A new artificial intelligence tool provides unprecedented clarity in interpreting medical images, potentially enabling busy clinicians to prioritize critical aspects of disease diagnosis and image analysis.
The iStar (Inferring Super-Resolution Tissue Architecture) tool, developed by researchers at the Perelman School of Medicine at the University of Pennsylvania, aims to assist clinicians in diagnosing and treating cancers that may be overlooked otherwise.
This imaging technique offers detailed views of individual cells as well as a comprehensive understanding of gene operations, enabling the detection of cancer cells that might otherwise be undetectable. It can assess the adequacy of cancer surgeries’ safety margins and automatically annotate microscopic images, facilitating molecular disease diagnosis.
A paper detailing the method, led by Daiwei “David” Zhang, PhD, a research associate, and Mingyao Li, PhD, a professor of Biostatistics and Digital Pathology, was released in Nature Biotechnology.
Li highlighted that iStar possesses the capability to automatically identify crucial anti-tumor immune formations known as “tertiary lymphoid structures.” These structures correlate with a patient’s probable survival and positive response to immunotherapy, a treatment often administered for cancer requiring precise patient selection. Therefore, Li explained, iStar could serve as a potent tool in identifying patients who would derive the greatest benefit from immunotherapy.
The development of iStar was pursued within the realm of spatial transcriptomics, a relatively new field employed to chart gene activities within tissue spaces. Li and her team adapted the Hierarchical Vision Transformer, a machine learning tool, by training it with conventional tissue images. The process begins by dissecting images into various stages, initially focusing on fine details before progressing to discern broader tissue patterns.
A network within iStar, guided by the AI system, utilizes data from the Hierarchical Vision Transformer to absorb and apply this information to predict gene activities, often achieving near-single-cell resolution.
To assess the tool’s effectiveness, Li and her team assessed iStar on various cancer tissues, such as breast, prostate, kidney, and colorectal cancers, alongside healthy tissues.
During these evaluations, iStar successfully detected tumor and cancer cells that were challenging to identify visually. In the future, clinicians may utilize iStar as an adjunctive tool to identify and diagnose difficult-to-detect or challenging-to-identify cancers, thereby enhancing diagnostic capabilities.
In addition to its clinical potential, the iStar technique operates at remarkable speed compared to similar AI tools. For instance, when tasked with analyzing the breast cancer dataset utilized by the team, iStar completed its analysis in just nine minutes.

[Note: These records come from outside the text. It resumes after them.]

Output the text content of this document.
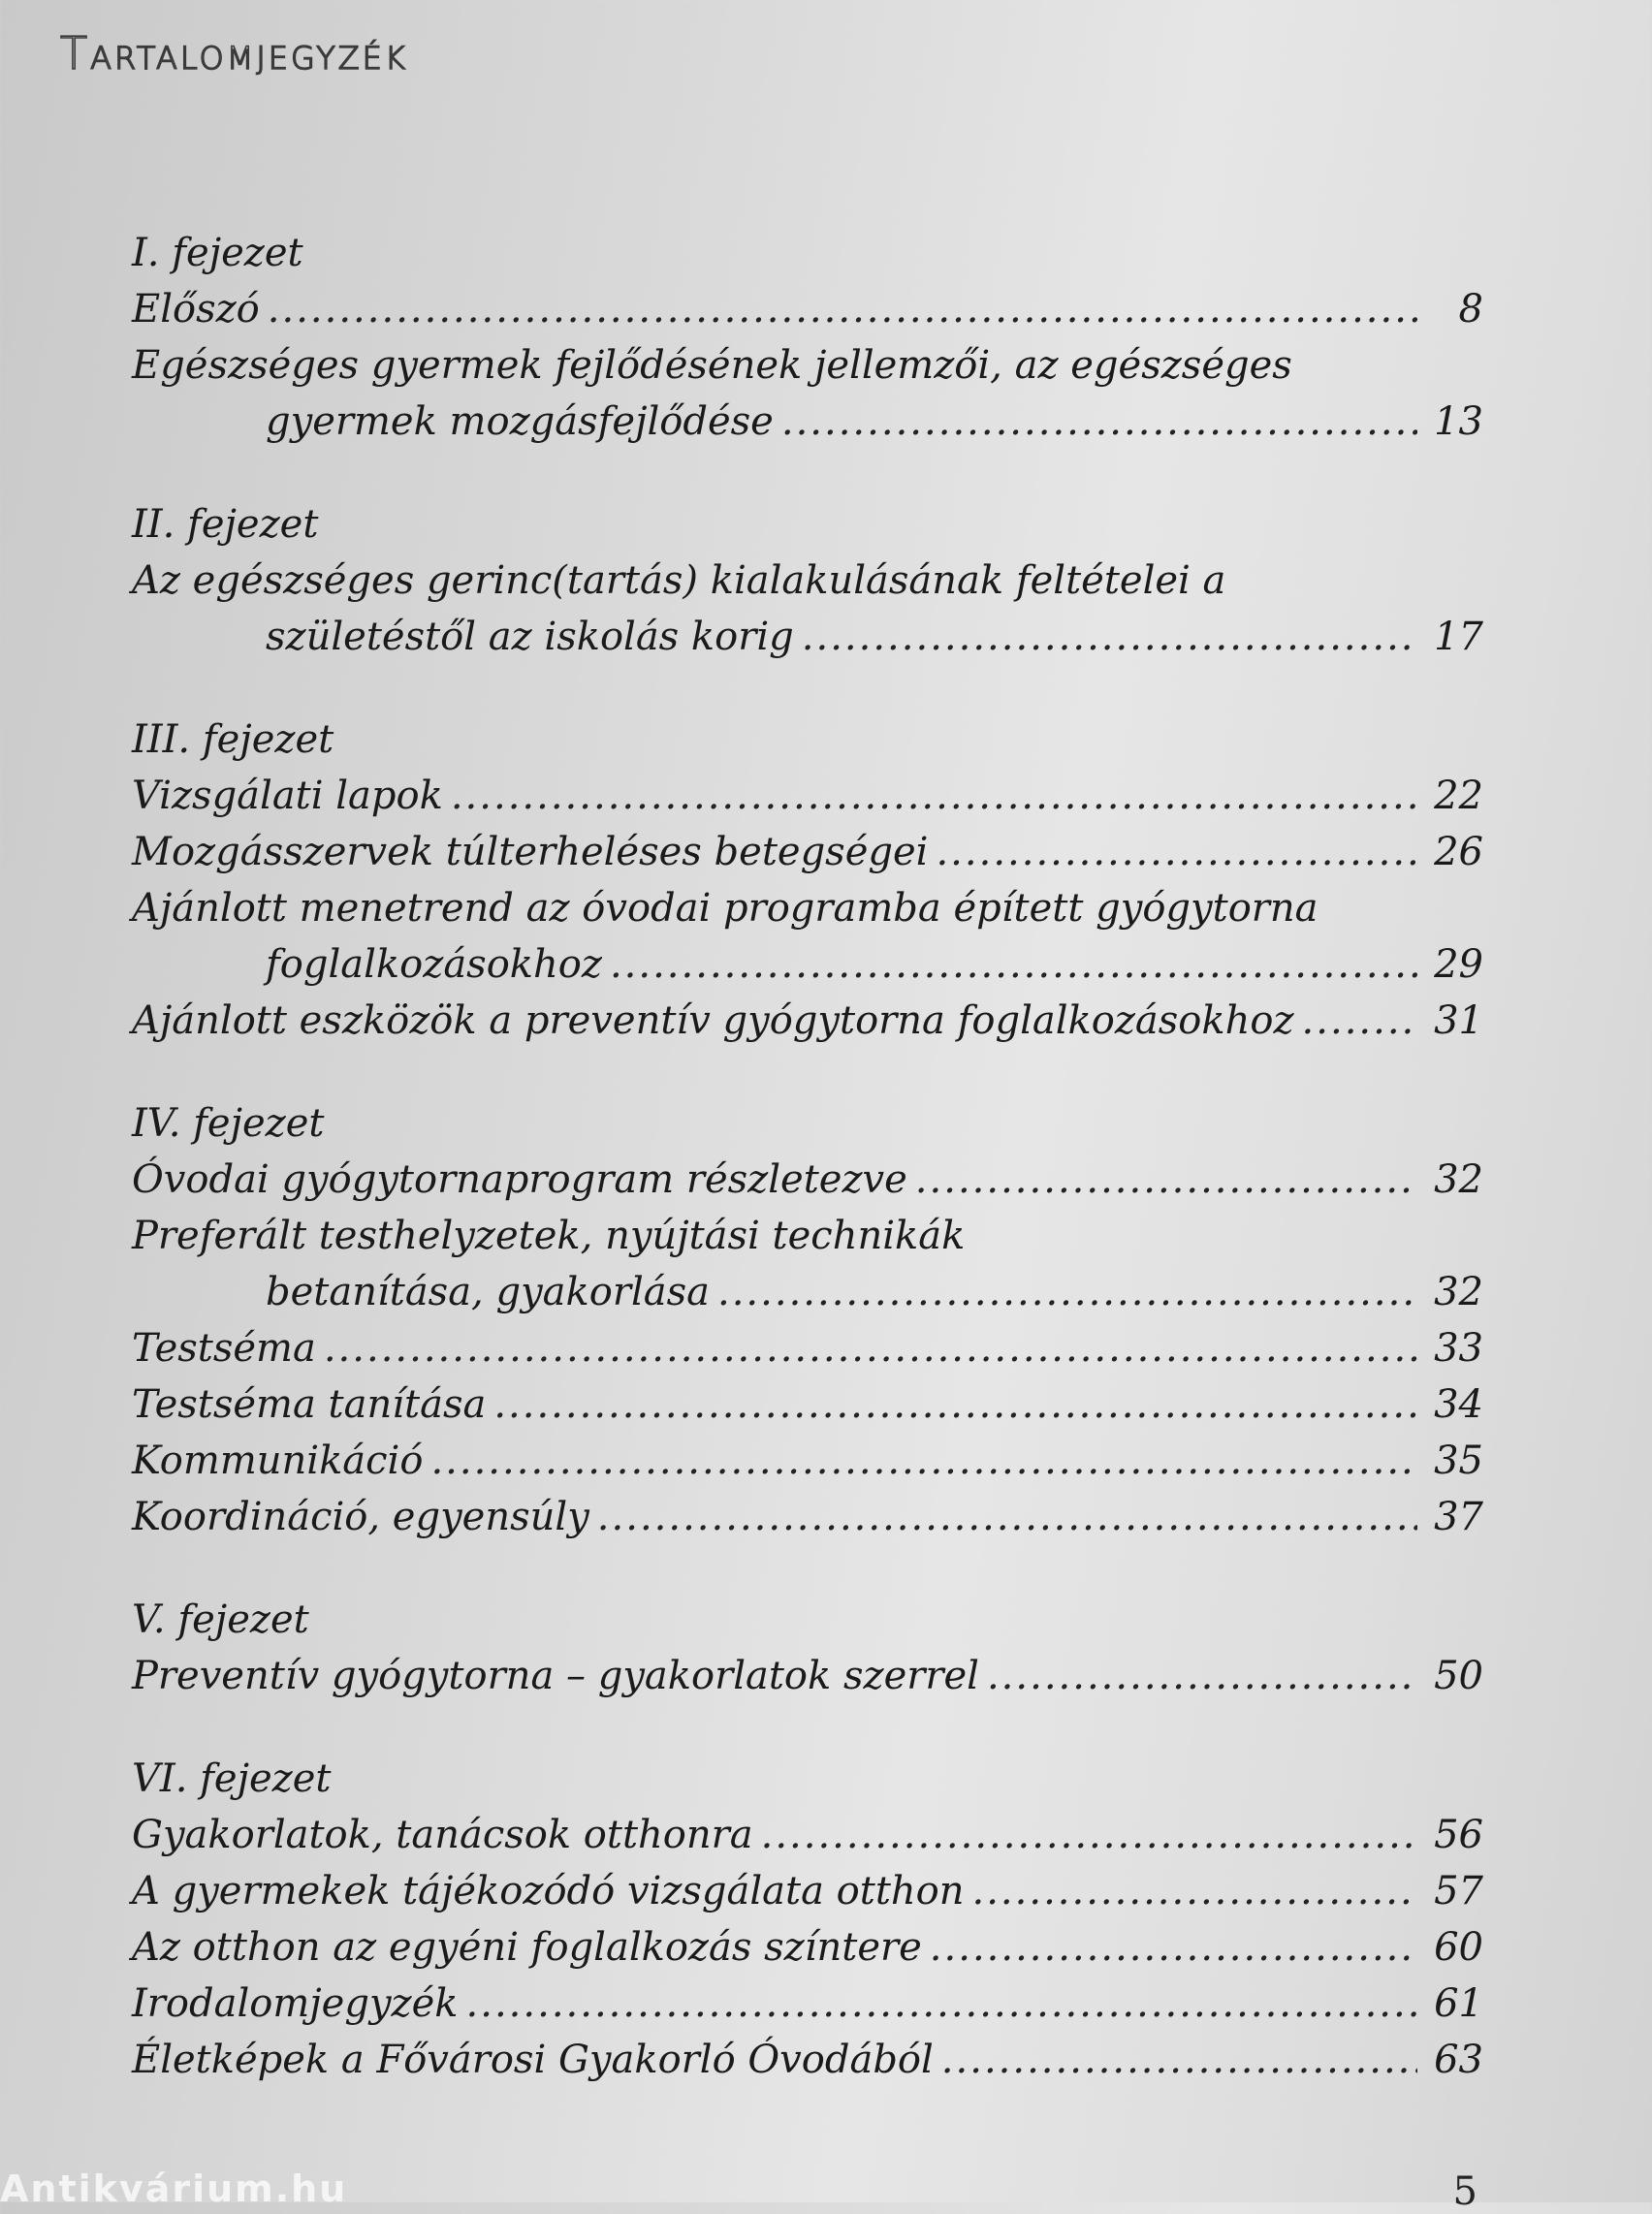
Tartalomjegyzék
I. fejezet
Előszó .....	8
Egészséges gyermek fejlődésének jellemzői, az egészséges
gyermek mozgásfejlődése .....	13
II. fejezet
Az egészséges gerinc(tartás) kialakulásának feltételei a
születéstől az iskolás korig .....	17
III. fejezet
Vizsgálati lapok .....	22
Mozgásszervek túlterheléses betegségei .....	26
Ajánlott menetrend az óvodai programba épített gyógytorna
foglalkozásokhoz .....	29
Ajánlott eszközök a preventív gyógytorna foglalkozásokhoz .....	31
IV. fejezet
Óvodai gyógytornaprogram részletezve .....	32
Preferált testhelyzetek, nyújtási technikák
betanítása, gyakorlása .....	32
Testséma .....	33
Testséma tanítása .....	34
Kommunikáció .....	35
Koordináció, egyensúly .....	37
V. fejezet
Preventív gyógytorna – gyakorlatok szerrel .....	50
VI. fejezet
Gyakorlatok, tanácsok otthonra .....	56
A gyermekek tájékozódó vizsgálata otthon .....	57
Az otthon az egyéni foglalkozás színtere .....	60
Irodalomjegyzék .....	61
Életképek a Fővárosi Gyakorló Óvodából .....	63
Antikvárium.hu	5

In contrast, the leading competitor AI tool required over 32 hours to perform a comparable analysis. This signifies that iStar was 213 times faster.
Li pointed out that iStar’s applicability to numerous samples is crucial for large-scale biomedical studies. Additionally, its rapid processing speed is significant for current extensions in 3D and biobank sample prediction. In the 3D context, iStar’s speed enables the reconstruction of extensive spatial data from tissue blocks containing hundreds to thousands of serially cut tissue slices in a short timeframe.
Likewise, biobanks, housing thousands to millions of samples, benefit from iStar’s efficiency. Li and her team are directing their research efforts toward extending iStar’s capabilities in this area. They aspire to assist researchers in gaining deeper insights into tissue microenvironments, offering valuable data for future diagnostic and treatment endeavors.